Western intelligence have been nervous about a major operation for at least 18 months. Indications of a complex plan to attack a diplomatic ball last year prompted much alarm – and pressure from western capitals on Dhaka to move effectively against the militant networks existing in the unstable south Asian nation.

Such attacks are likely here if the ISIS recruiters can get enough US residents to organize. In the meantime, Obama moves to imitate Brussels.

The Obama presidency has been an American version of the European Commission from which the Brits fled. Except that U.S. courts still review, rather than rubber-stamp, the Obama Commission’s executive orders ranging across labor, the environment, the internet, financial institutions and universities.

Had U.S. courts not pushed back against many of the Obama government’s rules and “guidance” directives, the famous “pen-and-phone” authority, this presidency would have come close to putting the states in the same relation to Washington as that between the once-sovereign states of Europe and Brussels.

The US military, our only real bulwark against militant Islam, is being pressed to allow open transgender personnel.

The Pentagon’s decades-old policy considers transgender people to be sexual deviants, allowing the military to discharge them. The services — and later, Carter — decided last year to move that discharge authority to higher levels in the military, making it more difficult to force out transgender people.
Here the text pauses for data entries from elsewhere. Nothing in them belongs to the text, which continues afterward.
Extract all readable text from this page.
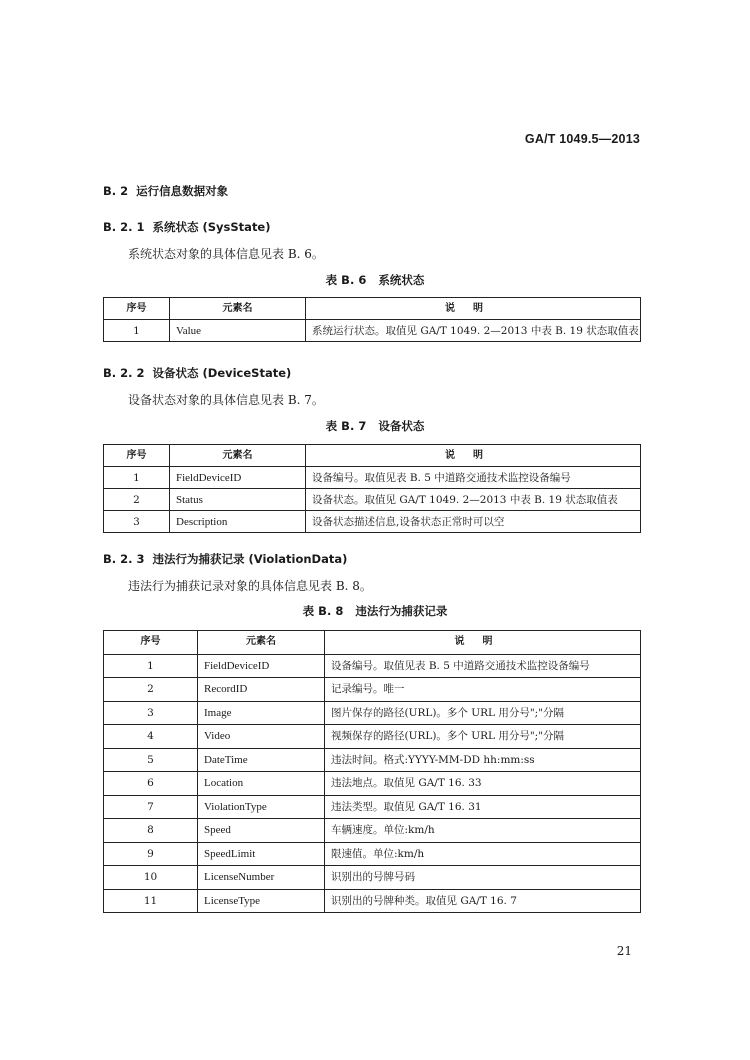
GA/T 1049.5—2013
B. 2 运行信息数据对象
B. 2. 1 系统状态 (SysState)
系统状态对象的具体信息见表 B. 6。
表 B. 6 系统状态
序号	元素名	说明
1	Value	系统运行状态。取值见 GA/T 1049. 2—2013 中表 B. 19 状态取值表
B. 2. 2 设备状态 (DeviceState)
设备状态对象的具体信息见表 B. 7。
表 B. 7 设备状态
序号	元素名	说明
1	FieldDeviceID	设备编号。取值见表 B. 5 中道路交通技术监控设备编号
2	Status	设备状态。取值见 GA/T 1049. 2—2013 中表 B. 19 状态取值表
3	Description	设备状态描述信息,设备状态正常时可以空
B. 2. 3 违法行为捕获记录 (ViolationData)
违法行为捕获记录对象的具体信息见表 B. 8。
表 B. 8 违法行为捕获记录
序号	元素名	说明
1	FieldDeviceID	设备编号。取值见表 B. 5 中道路交通技术监控设备编号
2	RecordID	记录编号。唯一
3	Image	图片保存的路径(URL)。多个 URL 用分号";"分隔
4	Video	视频保存的路径(URL)。多个 URL 用分号";"分隔
5	DateTime	违法时间。格式:YYYY-MM-DD hh:mm:ss
6	Location	违法地点。取值见 GA/T 16. 33
7	ViolationType	违法类型。取值见 GA/T 16. 31
8	Speed	车辆速度。单位:km/h
9	SpeedLimit	限速值。单位:km/h
10	LicenseNumber	识别出的号牌号码
11	LicenseType	识别出的号牌种类。取值见 GA/T 16. 7
21
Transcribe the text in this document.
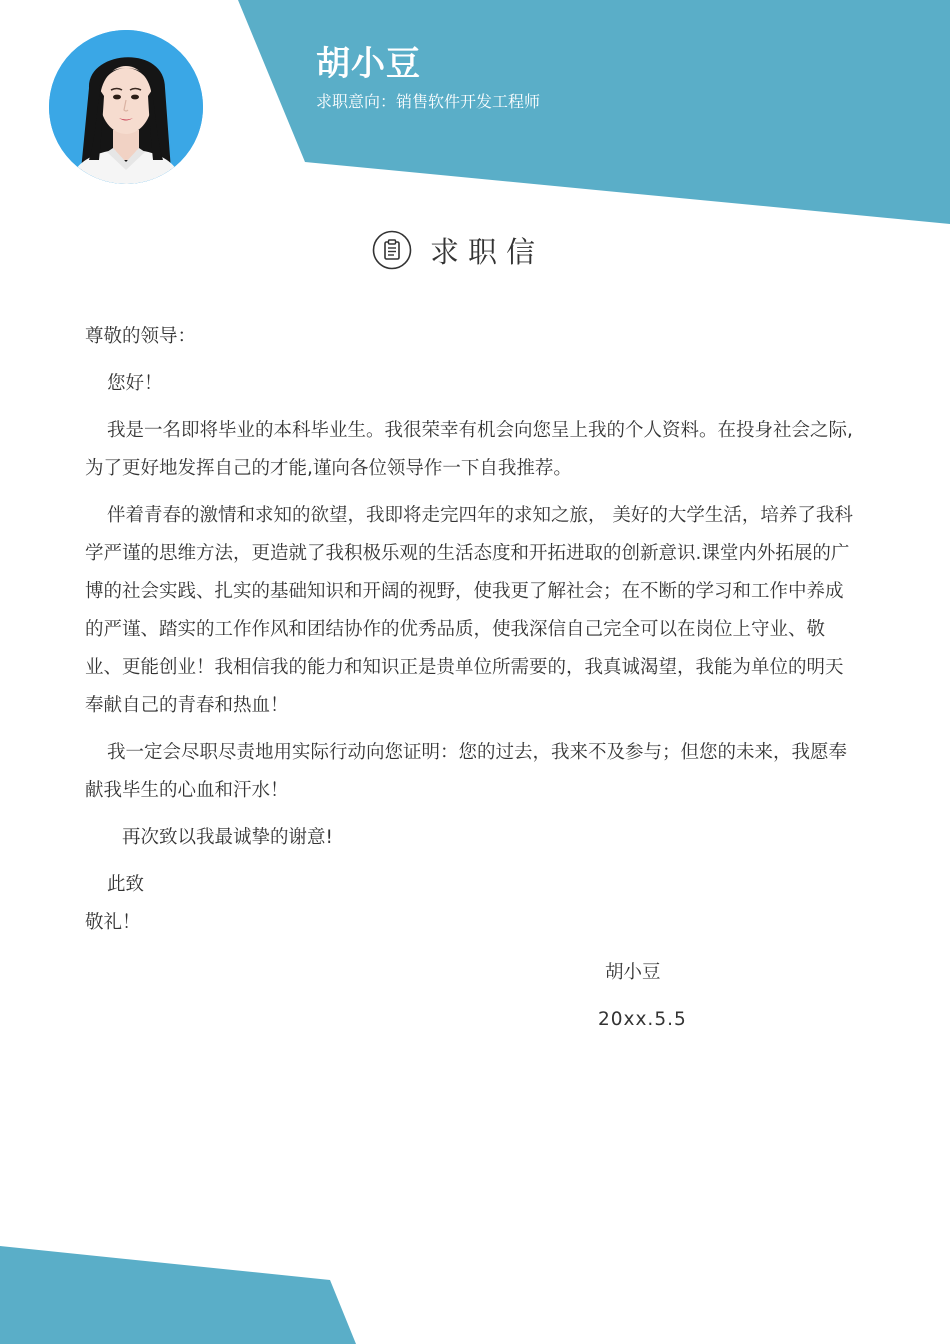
胡小豆
求职意向：销售软件开发工程师
求职信

尊敬的领导：

您好！

我是一名即将毕业的本科毕业生。我很荣幸有机会向您呈上我的个人资料。在投身社会之际,为了更好地发挥自己的才能,谨向各位领导作一下自我推荐。

伴着青春的激情和求知的欲望，我即将走完四年的求知之旅， 美好的大学生活，培养了我科学严谨的思维方法，更造就了我积极乐观的生活态度和开拓进取的创新意识.课堂内外拓展的广博的社会实践、扎实的基础知识和开阔的视野，使我更了解社会；在不断的学习和工作中养成的严谨、踏实的工作作风和团结协作的优秀品质，使我深信自己完全可以在岗位上守业、敬业、更能创业！我相信我的能力和知识正是贵单位所需要的，我真诚渴望，我能为单位的明天奉献自己的青春和热血！

我一定会尽职尽责地用实际行动向您证明：您的过去，我来不及参与；但您的未来，我愿奉献我毕生的心血和汗水！

再次致以我最诚挚的谢意!

此致

敬礼！

胡小豆
20xx.5.5
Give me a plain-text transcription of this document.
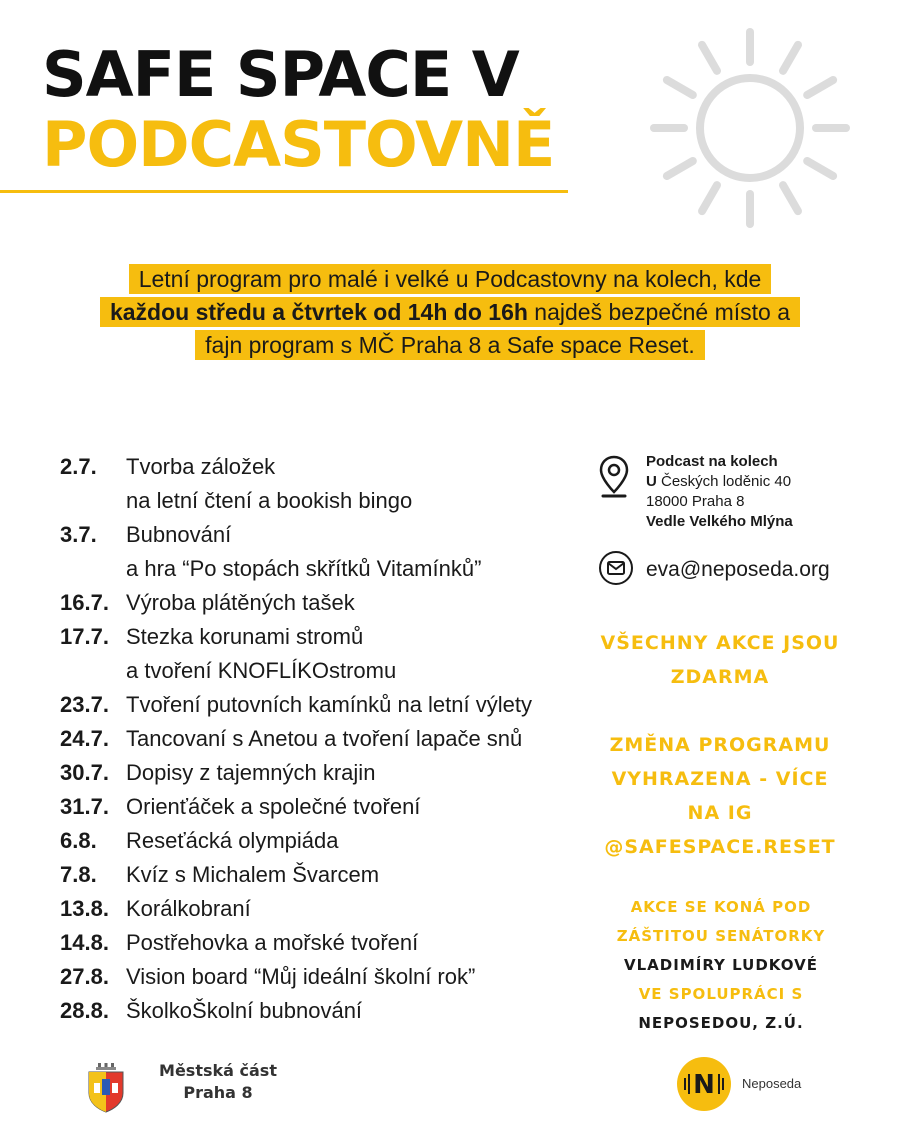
SAFE SPACE V
PODCASTOVNĚ
Letní program pro malé i velké u Podcastovny na kolech, kde
každou středu a čtvrtek od 14h do 16h najdeš bezpečné místo a
fajn program s MČ Praha 8 a Safe space Reset.
2.7.	Tvorba záložek
na letní čtení a bookish bingo
3.7.	Bubnování
a hra “Po stopách skřítků Vitamínků”
16.7. Výroba plátěných tašek
17.7. Stezka korunami stromů
a tvoření KNOFLÍKOstromu
23.7. Tvoření putovních kamínků na letní výlety
24.7. Tancovaní s Anetou a tvoření lapače snů
30.7. Dopisy z tajemných krajin
31.7. Orienťáček a společné tvoření
6.8.	Reseťácká olympiáda
7.8.	Kvíz s Michalem Švarcem
13.8. Korálkobraní
14.8. Postřehovka a mořské tvoření
27.8. Vision board “Můj ideální školní rok”
28.8. ŠkolkoŠkolní bubnování
Podcast na kolech
U Českých loděnic 40
18000 Praha 8
Vedle Velkého Mlýna
eva@neposeda.org
VŠECHNY AKCE JSOU
ZDARMA
ZMĚNA PROGRAMU
VYHRAZENA - VÍCE
NA IG
@SAFESPACE.RESET
AKCE SE KONÁ POD
ZÁŠTITOU SENÁTORKY
VLADIMÍRY LUDKOVÉ
VE SPOLUPRÁCI S
NEPOSEDOU, Z.Ú.
Městská část
Praha 8	N Neposeda
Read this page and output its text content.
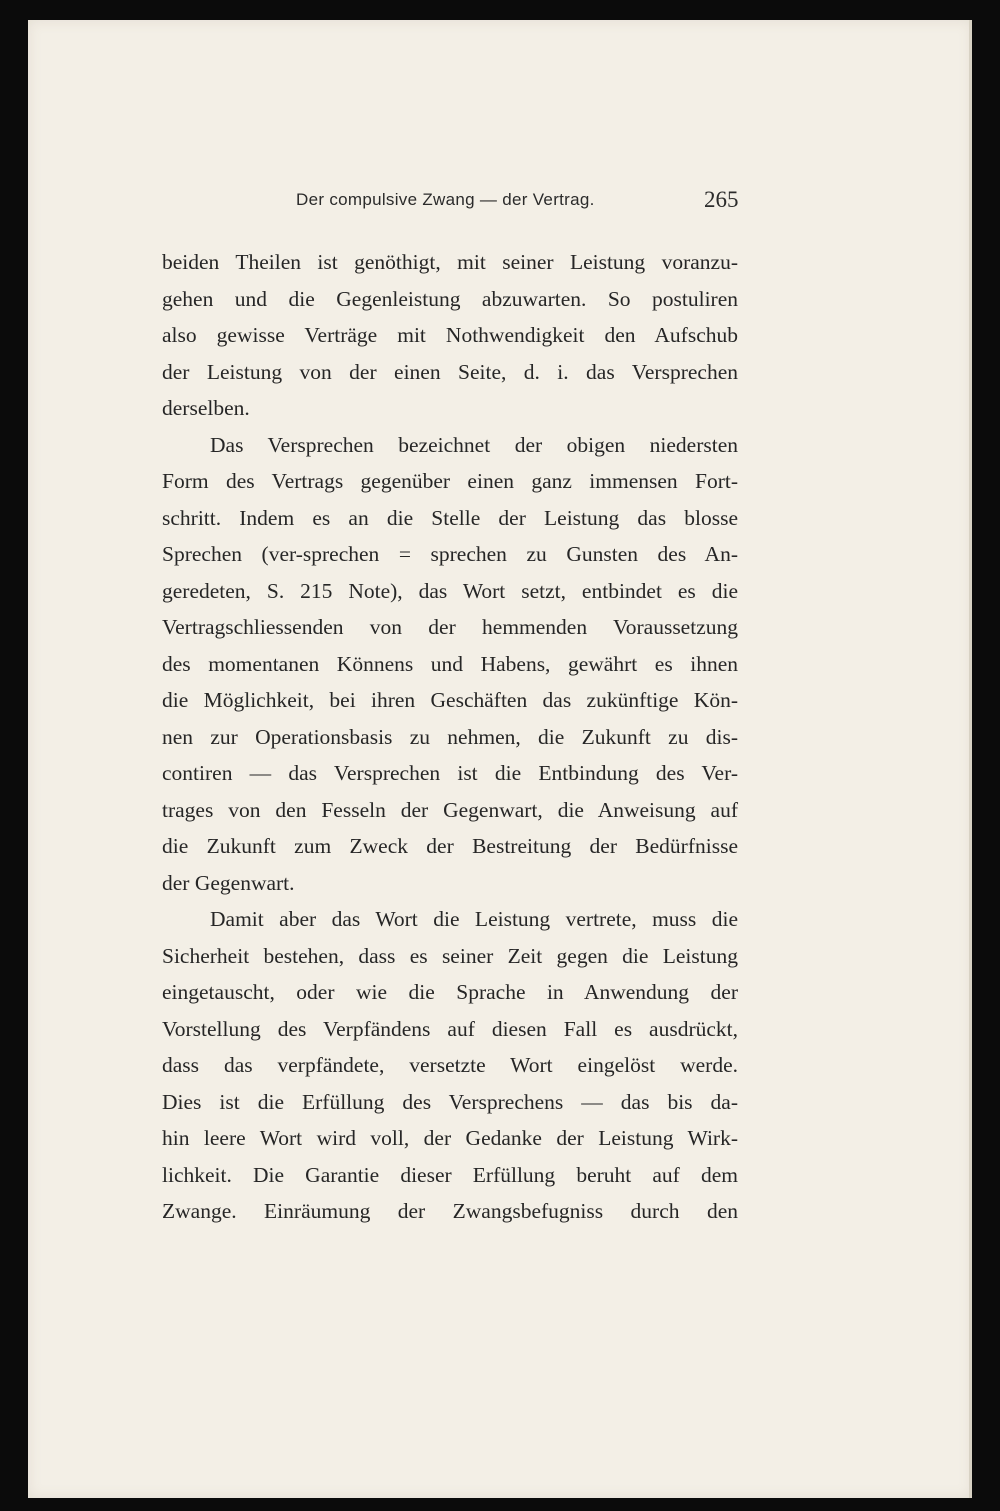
Der compulsive Zwang — der Vertrag.	265
beiden Theilen ist genöthigt, mit seiner Leistung voranzu-
gehen und die Gegenleistung abzuwarten. So postuliren
also gewisse Verträge mit Nothwendigkeit den Aufschub
der Leistung von der einen Seite, d. i. das Versprechen
derselben.
Das Versprechen bezeichnet der obigen niedersten
Form des Vertrags gegenüber einen ganz immensen Fort-
schritt. Indem es an die Stelle der Leistung das blosse
Sprechen (ver-sprechen = sprechen zu Gunsten des An-
geredeten, S. 215 Note), das Wort setzt, entbindet es die
Vertragschliessenden von der hemmenden Voraussetzung
des momentanen Könnens und Habens, gewährt es ihnen
die Möglichkeit, bei ihren Geschäften das zukünftige Kön-
nen zur Operationsbasis zu nehmen, die Zukunft zu dis-
contiren — das Versprechen ist die Entbindung des Ver-
trages von den Fesseln der Gegenwart, die Anweisung auf
die Zukunft zum Zweck der Bestreitung der Bedürfnisse
der Gegenwart.
Damit aber das Wort die Leistung vertrete, muss die
Sicherheit bestehen, dass es seiner Zeit gegen die Leistung
eingetauscht, oder wie die Sprache in Anwendung der
Vorstellung des Verpfändens auf diesen Fall es ausdrückt,
dass das verpfändete, versetzte Wort eingelöst werde.
Dies ist die Erfüllung des Versprechens — das bis da-
hin leere Wort wird voll, der Gedanke der Leistung Wirk-
lichkeit. Die Garantie dieser Erfüllung beruht auf dem
Zwange. Einräumung der Zwangsbefugniss durch den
The lack of a new policy, however, continues to create complicated situations for transgender service members and their commanders.

In one case, Army Sgt. Shane Ortega, a transgender man, was required last summer to go to a uniform shop where he was stationed at Schofield Barracks in Hawaii with a senior enlisted soldier to obtain a female dress uniform in order to meet Army officials at the Pentagon to discuss transgender policy concerns, according to Ortega and Army officials.

Ortega said the incident showed “a real lack of leadership and a lack of human compassion” and demonstrated the level of discrimination and ignorance in the military about transgender people is huge.

The article alleges there are 12,500 transgender people in the military, an astonishing claim as transgender is about 0.0001% of the US population.

And the clock is running on when the next Muslim attack on US soil will occur.